Due libri sul sionismo: la differenza che passa fra i pionieri dei kibbutz e i coloni religiosi

martedì, 9 giugno 2015

La retorica imperante nella destra israeliana che oggi guida il paese, è che i trecentomila coloni che hanno costruito insediamenti oltre la “linea verde”, nei territori palestinesi occupati ormai da quasi mezzo secolo, rappresenterebbero il cuore pulsante del sionismo. Il suo volto eroico. Più volte i coloni, fra i quali prevale una versione religiosa del sionismo molto spesso acquisita per “conversione” in contrasto con le loro origini laiche, si rappresentano come gli unici legittimi eredi dei pionieri socialisti del secolo scorso; cioè coloro che mettendo in comune i loro pochi beni, scegliendo un durissimo lavoro manuale, bonificando terre aride e pietrose, diedero vita ai primi Kibbutz. Cercando la convivenza con i villaggi arabi vicini e organizzando l’autodifesa quando divenivano oggetto di minacce aggressive.

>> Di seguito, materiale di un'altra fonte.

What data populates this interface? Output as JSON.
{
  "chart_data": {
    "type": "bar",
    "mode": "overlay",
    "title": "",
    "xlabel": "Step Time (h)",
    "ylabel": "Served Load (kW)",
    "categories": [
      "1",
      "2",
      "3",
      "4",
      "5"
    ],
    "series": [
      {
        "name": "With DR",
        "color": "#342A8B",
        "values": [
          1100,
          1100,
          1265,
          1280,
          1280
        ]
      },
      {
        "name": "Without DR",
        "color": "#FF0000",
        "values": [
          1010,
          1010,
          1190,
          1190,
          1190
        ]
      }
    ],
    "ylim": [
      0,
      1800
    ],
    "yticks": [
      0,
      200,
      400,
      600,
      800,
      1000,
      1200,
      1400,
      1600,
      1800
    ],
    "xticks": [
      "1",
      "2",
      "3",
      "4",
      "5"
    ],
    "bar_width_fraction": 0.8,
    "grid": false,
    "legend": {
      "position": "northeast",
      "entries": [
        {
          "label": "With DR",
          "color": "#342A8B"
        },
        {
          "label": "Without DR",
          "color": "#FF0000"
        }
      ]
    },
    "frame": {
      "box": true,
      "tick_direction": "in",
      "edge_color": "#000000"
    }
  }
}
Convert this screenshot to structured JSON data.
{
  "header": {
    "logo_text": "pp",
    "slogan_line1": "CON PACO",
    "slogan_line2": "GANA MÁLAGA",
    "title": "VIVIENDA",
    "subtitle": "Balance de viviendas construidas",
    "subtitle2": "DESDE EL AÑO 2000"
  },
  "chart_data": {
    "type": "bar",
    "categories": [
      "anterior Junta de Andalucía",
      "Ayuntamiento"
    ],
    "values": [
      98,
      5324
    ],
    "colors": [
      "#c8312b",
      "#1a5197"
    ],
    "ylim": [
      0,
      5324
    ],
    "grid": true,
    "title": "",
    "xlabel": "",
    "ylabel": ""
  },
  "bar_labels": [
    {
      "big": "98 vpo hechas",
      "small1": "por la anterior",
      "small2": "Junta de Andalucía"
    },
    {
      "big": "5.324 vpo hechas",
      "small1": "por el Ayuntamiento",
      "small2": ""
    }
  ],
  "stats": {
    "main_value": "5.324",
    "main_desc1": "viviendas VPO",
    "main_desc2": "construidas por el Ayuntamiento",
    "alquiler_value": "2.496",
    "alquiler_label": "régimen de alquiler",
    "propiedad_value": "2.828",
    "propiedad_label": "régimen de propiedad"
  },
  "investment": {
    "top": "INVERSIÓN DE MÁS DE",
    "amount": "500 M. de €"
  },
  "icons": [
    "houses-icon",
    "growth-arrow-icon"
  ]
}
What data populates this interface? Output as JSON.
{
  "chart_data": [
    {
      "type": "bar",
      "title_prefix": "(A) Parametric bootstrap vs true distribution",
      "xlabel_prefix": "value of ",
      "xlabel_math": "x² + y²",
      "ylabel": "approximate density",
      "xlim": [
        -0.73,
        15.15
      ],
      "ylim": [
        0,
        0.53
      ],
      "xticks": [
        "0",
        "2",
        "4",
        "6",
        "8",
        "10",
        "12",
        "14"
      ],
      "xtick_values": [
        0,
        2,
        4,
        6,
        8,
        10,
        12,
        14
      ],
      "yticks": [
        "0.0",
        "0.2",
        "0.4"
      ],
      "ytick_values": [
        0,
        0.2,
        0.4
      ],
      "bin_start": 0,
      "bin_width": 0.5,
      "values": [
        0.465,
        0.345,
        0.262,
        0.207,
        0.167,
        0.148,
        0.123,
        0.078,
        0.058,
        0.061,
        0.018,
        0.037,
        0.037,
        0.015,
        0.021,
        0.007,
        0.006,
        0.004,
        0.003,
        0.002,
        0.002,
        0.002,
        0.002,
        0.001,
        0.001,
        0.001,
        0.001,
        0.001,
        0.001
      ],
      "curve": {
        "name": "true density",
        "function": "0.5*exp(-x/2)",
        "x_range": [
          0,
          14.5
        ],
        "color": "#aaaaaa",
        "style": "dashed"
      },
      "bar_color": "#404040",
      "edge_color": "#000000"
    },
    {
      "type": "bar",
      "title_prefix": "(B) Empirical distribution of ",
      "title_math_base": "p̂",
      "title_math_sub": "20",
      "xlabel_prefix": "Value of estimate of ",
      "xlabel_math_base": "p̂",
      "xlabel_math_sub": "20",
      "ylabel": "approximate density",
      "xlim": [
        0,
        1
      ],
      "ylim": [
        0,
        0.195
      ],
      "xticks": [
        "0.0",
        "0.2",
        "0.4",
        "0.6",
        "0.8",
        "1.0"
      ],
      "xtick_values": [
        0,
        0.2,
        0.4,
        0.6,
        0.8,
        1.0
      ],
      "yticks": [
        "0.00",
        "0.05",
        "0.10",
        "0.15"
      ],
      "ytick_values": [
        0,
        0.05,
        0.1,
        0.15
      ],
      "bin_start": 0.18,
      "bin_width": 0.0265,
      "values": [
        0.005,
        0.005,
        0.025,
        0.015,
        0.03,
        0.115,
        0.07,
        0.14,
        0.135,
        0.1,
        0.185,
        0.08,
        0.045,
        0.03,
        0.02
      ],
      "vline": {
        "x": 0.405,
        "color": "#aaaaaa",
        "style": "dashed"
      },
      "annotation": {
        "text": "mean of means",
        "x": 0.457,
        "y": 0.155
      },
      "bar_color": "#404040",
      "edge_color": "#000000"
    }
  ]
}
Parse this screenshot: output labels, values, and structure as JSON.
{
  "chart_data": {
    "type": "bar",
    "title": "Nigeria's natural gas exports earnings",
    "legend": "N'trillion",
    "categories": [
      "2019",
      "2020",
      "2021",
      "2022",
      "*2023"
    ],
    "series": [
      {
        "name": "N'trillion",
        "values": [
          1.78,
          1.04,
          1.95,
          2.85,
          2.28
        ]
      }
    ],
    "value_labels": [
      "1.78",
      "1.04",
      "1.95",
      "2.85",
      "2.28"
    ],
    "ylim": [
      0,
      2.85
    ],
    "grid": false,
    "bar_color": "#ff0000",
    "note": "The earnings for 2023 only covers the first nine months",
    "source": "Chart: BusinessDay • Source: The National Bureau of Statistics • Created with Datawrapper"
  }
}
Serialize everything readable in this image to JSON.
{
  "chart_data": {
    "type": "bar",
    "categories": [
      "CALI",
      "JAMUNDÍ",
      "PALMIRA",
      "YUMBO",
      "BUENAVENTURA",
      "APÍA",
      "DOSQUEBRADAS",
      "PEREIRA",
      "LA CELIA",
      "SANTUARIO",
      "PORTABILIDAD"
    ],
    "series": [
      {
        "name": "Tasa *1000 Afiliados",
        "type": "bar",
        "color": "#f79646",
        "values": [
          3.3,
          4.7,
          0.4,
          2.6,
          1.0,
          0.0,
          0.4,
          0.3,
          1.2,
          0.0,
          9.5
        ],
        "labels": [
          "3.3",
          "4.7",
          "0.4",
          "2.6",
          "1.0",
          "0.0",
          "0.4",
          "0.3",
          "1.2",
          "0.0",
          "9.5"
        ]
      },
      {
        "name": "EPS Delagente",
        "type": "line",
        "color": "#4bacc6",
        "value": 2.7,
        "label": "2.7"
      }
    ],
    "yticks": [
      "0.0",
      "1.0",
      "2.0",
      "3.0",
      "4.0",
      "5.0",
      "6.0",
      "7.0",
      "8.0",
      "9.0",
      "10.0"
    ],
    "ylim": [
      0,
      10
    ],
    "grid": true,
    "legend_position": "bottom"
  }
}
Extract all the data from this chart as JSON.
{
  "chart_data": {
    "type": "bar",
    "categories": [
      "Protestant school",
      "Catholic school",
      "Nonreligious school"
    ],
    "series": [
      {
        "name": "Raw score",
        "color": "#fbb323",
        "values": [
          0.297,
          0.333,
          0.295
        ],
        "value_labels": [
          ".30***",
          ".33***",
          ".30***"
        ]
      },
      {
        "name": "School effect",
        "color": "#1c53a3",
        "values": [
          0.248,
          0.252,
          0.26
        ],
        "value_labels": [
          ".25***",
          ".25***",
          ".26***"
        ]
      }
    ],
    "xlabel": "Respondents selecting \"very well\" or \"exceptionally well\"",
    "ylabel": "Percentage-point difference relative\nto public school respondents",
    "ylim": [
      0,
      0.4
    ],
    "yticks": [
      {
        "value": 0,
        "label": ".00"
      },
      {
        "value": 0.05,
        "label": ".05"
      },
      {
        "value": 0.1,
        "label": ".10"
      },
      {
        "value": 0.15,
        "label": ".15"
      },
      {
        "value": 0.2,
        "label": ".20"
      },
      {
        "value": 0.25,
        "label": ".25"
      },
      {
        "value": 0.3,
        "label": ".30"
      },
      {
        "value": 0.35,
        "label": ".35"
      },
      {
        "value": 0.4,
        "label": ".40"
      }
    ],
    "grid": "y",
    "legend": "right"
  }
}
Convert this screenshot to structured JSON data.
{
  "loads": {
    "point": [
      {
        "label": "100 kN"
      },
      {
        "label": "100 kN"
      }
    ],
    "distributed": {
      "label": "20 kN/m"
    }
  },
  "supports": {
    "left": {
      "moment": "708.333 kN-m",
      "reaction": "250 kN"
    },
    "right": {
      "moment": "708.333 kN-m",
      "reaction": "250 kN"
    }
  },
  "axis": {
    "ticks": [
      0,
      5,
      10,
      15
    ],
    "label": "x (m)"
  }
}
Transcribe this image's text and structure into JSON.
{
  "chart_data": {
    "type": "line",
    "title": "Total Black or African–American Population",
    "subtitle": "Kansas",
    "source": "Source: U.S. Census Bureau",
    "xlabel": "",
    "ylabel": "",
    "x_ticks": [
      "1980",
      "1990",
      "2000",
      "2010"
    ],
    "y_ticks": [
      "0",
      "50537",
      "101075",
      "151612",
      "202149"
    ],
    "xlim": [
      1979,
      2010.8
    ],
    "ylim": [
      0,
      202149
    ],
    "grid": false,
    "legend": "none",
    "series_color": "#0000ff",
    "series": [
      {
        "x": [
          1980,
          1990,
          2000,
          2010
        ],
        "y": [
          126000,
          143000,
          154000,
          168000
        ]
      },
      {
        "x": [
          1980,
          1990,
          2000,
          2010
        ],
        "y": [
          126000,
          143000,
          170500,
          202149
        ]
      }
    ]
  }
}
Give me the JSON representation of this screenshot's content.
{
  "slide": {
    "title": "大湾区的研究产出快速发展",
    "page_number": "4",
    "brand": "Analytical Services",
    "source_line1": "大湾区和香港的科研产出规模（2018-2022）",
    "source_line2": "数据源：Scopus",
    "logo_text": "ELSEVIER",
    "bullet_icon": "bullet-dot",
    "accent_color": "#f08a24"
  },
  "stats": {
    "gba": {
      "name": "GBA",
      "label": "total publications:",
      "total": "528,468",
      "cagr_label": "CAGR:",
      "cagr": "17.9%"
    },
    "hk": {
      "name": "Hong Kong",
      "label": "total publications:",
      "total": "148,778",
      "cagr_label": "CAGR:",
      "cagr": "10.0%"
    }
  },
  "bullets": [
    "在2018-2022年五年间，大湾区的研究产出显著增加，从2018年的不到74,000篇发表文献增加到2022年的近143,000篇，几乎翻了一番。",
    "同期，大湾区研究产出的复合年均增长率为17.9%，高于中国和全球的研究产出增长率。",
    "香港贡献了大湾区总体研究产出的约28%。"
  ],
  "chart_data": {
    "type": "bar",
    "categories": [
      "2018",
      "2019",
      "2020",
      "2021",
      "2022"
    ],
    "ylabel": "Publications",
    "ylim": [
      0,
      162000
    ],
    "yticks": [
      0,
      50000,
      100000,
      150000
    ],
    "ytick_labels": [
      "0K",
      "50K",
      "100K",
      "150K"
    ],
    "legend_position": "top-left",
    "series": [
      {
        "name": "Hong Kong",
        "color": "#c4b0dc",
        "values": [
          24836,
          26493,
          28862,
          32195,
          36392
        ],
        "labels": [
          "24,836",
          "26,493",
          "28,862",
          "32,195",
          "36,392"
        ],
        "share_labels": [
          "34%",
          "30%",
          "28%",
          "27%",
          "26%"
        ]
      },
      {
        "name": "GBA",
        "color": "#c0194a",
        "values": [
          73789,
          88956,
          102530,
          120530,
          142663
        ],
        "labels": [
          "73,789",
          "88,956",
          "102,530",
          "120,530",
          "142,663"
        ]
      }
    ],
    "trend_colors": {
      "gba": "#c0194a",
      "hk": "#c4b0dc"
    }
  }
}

In poche parole, i settlers messianici del 2015 racchiuderebbero nella loro esperienza l’energia vitale, gli ideali e la spiritualità dei fondatori dello Stato d’Israele. Nè importa che i pionieri del secolo scorso fossero derelitti in fuga dall’Europa mentre i coloni del ventunesimo secolo giungano agli insediamenti da percorsi assai differenti, protetti da un’armata che garantisce loro una schiacciante superiorità militare.
Per comprendere a fondo l’involuzione del movimento sionista, nel suo passaggio dalla matrice rigorosamente laica, socialista e comunitaria all’attuale visione messianica-apocalittica di realizzatori di un disegno divino, vi propongo la lettura parallela di due bellissimi romanzi. A volte la letteratura aiuta a comprendere la realtà più di tanti resoconti storici e giornalistici.
Il primo romanzo che vi propongo è “Ladri nella notte”, magistralmente scritto da un autore della levatura di Arthur Koestler nel 1946, ripubblicato solo come e-book (euro 6,99) dalle edizioni Tiqqun. Koestler, nel corso della sua vita avventurosa di esule perseguitato in giro per il mondo, ha vissuto in prima persona negli anni Venti del Novecento la costruzione di un kibbutz nella Galilea settentrionale. La scriverà nel 1946, ambientandola però sul finire degli anni Trenta, cioè nel periodo in cui il mandato britannico bloccò l’immigrazione in Palestina degli ebrei che fuggivano dalle persecuzioni in corso in Europa. Magistrale è la ricostruzione del loro arrivo, del loro impatto con i vicini arabi, delle fatiche materiali e dei traumi che si portavano dentro, della contrapposizione con le autorità, del dibattito fra ala dura e ala dialogante del sionismo laico di allora.
Il secondo romanzo, ambientato in un insediamento di coloni sorto nel deserto di Giudea in tempi recenti, per impulso e sotto la protezione di un governo israeliano di oggi, lo ha scritto Assaf Gavron, uno dei migliori protagonisti della letteratura ebraica contemporanea. Si intitola “La collina” e lo pubblica in italiano l’editore Giuntina. E’ un ritratto doloroso e umoristica al tempo stesso di personalità afflitte da crisi esistenziali, messe in crisi dall’impatto con la modernità, disinvolte nell’oscillare fra lo spinello e la scoperta di un’ortodossia dogmatica. Li seguiamo nelle loro vicissitudini personali e nell’uso strumentale che la nuova politica di potenza fa di loro.
La lettura parallela dei due romanzi consentirà a tutti di verificare l’abissale differenza fra questi due universi comunitari in apparenza assimilabili.